There were faint huffs of laughter at that.

Even Sera's lips tilted.

Kel's gaze finally shifted toward the boy who had asked him to speak.

"You sang of hunger," he said, more softly now. "Of waking on empty stomach and going to hunt anyway."

His eyes darkened.

"Remember this:

Winter may be vast.

But when you stand beneath it,

when you carry axe or bow or song,

the sky is forced to witness you.

It does not matter if it forgets your name.

The snow you walk on remembers.

The blood you spill remembers.

The fire you feed remembers.

And somewhere,

in the quiet parts of the world,

even fate looks north and says:

'There are people there who refuse to kneel.'"

He let the last word fade into the night.

No dramatic bow.

No flourish.

He simply fell silent.

Snow drifted slowly through the narrow gaps where the smoke escaped, melting before it touched flame.

The camp did not erupt immediately.

There was a stretch—just a breath—where the silence felt thick enough to cut.

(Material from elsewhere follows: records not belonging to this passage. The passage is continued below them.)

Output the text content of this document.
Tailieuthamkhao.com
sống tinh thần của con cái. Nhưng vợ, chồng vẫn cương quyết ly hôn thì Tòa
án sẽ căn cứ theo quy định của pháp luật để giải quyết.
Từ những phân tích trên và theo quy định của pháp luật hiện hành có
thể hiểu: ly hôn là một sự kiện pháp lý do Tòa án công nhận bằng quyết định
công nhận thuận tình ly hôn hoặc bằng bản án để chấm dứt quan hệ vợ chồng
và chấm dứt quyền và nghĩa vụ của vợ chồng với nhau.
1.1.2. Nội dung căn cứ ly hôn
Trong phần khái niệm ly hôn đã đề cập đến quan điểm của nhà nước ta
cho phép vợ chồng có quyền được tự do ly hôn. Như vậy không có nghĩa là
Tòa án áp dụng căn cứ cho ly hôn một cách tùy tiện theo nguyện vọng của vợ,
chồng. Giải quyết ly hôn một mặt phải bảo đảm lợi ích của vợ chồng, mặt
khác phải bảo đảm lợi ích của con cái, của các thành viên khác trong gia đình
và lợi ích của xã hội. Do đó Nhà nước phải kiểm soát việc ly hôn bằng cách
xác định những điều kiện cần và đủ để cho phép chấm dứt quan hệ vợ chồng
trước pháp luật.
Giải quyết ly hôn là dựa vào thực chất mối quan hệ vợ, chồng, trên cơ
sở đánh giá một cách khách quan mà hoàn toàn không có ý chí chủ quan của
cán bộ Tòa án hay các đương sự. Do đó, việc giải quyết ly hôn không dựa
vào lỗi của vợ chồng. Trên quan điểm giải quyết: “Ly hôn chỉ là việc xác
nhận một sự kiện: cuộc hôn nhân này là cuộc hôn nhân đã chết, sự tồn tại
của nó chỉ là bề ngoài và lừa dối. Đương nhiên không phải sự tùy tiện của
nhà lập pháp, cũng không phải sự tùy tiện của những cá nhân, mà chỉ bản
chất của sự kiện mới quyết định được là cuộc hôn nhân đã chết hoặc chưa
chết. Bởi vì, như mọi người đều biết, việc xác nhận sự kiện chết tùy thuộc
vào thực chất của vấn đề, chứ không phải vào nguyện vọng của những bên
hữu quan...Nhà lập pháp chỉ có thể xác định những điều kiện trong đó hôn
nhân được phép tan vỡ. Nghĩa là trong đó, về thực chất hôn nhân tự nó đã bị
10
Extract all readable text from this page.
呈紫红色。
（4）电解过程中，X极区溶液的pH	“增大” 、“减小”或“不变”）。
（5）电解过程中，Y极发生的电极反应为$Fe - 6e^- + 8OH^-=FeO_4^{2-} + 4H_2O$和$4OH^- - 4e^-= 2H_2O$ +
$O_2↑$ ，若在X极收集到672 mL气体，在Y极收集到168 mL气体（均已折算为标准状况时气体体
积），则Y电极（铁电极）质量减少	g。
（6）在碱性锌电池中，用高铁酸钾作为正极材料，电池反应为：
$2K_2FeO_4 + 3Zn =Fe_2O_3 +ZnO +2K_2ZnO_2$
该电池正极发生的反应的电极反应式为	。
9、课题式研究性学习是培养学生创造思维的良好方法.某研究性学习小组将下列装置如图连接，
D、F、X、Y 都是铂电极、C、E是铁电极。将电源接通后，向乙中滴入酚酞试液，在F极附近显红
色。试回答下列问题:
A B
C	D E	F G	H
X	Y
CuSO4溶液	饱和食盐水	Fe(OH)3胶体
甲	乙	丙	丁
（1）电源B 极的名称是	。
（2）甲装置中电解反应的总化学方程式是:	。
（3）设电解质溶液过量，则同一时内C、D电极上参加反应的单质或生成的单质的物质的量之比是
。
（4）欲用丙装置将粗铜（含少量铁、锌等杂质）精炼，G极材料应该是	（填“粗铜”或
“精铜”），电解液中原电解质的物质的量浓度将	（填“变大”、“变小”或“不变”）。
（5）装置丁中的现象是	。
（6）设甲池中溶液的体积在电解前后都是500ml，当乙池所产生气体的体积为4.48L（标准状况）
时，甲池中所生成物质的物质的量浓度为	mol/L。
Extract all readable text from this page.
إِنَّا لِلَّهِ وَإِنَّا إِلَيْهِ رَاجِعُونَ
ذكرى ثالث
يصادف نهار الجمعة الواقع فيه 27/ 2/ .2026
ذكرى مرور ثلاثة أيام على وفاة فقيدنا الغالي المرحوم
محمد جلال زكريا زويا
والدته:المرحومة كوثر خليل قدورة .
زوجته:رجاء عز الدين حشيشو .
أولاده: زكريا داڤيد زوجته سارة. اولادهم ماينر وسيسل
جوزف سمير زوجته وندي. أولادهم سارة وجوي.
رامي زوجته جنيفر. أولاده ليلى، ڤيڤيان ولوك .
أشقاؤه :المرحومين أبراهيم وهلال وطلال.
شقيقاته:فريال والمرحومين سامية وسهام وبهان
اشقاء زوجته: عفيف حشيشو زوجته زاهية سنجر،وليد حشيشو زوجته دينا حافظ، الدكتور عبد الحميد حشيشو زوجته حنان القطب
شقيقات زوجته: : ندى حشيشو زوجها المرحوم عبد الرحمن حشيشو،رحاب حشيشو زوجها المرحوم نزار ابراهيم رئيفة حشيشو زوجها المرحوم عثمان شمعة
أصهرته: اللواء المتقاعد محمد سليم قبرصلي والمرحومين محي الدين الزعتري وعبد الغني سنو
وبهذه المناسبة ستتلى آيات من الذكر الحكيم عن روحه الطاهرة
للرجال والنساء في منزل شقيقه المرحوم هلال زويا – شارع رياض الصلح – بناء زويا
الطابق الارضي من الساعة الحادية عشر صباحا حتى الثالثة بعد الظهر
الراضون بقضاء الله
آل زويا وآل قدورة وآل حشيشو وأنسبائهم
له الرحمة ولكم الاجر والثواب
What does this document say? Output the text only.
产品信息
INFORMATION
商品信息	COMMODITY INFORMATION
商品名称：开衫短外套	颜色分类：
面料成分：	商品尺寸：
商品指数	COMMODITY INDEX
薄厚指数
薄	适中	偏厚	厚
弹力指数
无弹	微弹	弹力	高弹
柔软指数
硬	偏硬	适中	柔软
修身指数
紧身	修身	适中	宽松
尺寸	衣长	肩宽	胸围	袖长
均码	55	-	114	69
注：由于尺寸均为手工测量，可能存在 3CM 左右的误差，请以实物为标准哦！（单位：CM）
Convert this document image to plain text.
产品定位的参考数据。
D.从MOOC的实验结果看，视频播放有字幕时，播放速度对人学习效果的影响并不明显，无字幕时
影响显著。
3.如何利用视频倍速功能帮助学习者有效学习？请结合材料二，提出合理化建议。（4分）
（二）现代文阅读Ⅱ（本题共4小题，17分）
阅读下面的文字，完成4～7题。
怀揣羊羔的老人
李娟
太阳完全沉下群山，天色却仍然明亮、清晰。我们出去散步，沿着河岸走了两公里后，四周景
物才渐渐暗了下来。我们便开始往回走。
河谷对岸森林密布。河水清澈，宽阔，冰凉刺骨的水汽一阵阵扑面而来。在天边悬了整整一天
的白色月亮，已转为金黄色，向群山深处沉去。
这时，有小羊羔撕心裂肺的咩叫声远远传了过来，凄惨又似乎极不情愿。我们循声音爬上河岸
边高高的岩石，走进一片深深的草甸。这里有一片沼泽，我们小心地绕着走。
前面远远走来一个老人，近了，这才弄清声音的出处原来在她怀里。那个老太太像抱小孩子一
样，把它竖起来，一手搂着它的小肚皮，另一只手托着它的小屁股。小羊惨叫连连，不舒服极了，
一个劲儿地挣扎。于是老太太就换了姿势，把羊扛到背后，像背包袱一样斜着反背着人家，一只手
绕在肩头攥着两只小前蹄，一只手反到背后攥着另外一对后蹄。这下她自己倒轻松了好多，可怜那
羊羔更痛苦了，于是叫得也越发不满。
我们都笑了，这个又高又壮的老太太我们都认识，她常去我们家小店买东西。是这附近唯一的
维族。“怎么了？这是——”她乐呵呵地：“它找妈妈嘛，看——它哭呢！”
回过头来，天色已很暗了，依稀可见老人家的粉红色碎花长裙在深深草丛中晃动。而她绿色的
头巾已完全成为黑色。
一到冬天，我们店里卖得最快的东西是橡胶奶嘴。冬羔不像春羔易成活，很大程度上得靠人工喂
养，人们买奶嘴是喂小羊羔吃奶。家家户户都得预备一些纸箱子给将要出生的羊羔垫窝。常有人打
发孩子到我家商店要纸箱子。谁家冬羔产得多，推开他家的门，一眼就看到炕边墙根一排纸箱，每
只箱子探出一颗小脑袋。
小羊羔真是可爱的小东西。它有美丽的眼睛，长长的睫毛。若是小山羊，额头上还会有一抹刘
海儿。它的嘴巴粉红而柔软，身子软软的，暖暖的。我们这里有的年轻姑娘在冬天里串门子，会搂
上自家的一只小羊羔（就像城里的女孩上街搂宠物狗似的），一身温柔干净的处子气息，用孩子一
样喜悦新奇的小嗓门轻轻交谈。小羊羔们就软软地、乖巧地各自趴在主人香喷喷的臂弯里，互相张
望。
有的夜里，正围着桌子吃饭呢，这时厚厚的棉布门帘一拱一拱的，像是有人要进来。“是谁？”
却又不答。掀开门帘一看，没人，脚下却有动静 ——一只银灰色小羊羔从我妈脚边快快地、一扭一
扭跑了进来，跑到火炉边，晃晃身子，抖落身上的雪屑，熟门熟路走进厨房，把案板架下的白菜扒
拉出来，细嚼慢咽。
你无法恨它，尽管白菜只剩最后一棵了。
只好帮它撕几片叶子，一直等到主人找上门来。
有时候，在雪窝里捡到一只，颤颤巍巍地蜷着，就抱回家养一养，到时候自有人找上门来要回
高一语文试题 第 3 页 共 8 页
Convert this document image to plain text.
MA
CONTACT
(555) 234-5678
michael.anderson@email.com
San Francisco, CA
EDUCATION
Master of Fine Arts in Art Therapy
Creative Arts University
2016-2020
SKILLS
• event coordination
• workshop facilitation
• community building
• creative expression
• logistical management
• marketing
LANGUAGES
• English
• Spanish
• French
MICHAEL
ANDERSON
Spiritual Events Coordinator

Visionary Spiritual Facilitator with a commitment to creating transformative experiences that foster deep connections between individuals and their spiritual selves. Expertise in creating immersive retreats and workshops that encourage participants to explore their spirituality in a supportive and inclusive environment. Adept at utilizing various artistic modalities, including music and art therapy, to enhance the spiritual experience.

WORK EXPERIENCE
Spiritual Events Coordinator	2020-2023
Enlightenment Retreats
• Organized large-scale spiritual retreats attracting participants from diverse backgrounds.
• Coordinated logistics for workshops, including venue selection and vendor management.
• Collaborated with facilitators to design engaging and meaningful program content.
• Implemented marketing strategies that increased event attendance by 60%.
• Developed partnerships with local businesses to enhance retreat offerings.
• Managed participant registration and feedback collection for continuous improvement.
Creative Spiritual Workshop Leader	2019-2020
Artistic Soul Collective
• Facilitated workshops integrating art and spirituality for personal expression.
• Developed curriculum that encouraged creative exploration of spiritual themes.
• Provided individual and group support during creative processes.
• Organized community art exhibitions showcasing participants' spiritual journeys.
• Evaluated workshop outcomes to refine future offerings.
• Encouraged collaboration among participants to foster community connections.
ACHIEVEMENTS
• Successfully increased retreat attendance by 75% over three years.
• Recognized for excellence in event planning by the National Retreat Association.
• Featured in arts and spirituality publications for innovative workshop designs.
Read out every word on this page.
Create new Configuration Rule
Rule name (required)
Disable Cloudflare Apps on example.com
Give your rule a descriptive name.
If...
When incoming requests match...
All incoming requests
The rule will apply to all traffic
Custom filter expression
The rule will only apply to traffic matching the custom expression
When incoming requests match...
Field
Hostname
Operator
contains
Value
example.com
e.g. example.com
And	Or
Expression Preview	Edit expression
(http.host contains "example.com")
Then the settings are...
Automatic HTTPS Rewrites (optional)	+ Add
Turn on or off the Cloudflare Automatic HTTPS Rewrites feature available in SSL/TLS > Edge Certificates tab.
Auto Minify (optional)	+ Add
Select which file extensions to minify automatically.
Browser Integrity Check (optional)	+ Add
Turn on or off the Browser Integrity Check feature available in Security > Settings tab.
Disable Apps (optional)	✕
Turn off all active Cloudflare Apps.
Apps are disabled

Then someone thumped their fist twice against their chest.

Another joined.

Then another.

Voices rose—not in loud cheering, but in deep, approving sound.

It rolled through the camp in a wave, rough and low.

The boy who had asked for the song stared at Kel with wide eyes, as if he had just been handed something heavy and did not yet know how to carry it.

His lips moved.

"I… want to remember that," he said. "All of it."

Kel's expression softened.

"You don't have to remember every line," he replied. "Just the truth in it."

The boy nodded slowly.

"…We are the scar on winter's throat," he repeated under his breath.

His small chest rose, as if those words had carved more room inside him.

Sera leaned back on her stone seat, gaze thoughtful.

For the first time, she looked at Kel not only as a cursed traveler, not only as a competitor—

But as something else.

A voice that could take what her people lived and give it back to them in shape they could hold.

Reina exhaled quietly, eyes half-lowered.

Landon's lips curved by a fraction.

Kel sat down again, the warmth of the fire painting his face in fluctuating light.

He felt the curse in his chest.

Still there.

Still coiled.

But for that moment, beneath that heavy northern sky, surrounded by laughter and scars and rough, honest voices—

the weight of it felt just a little less absolute.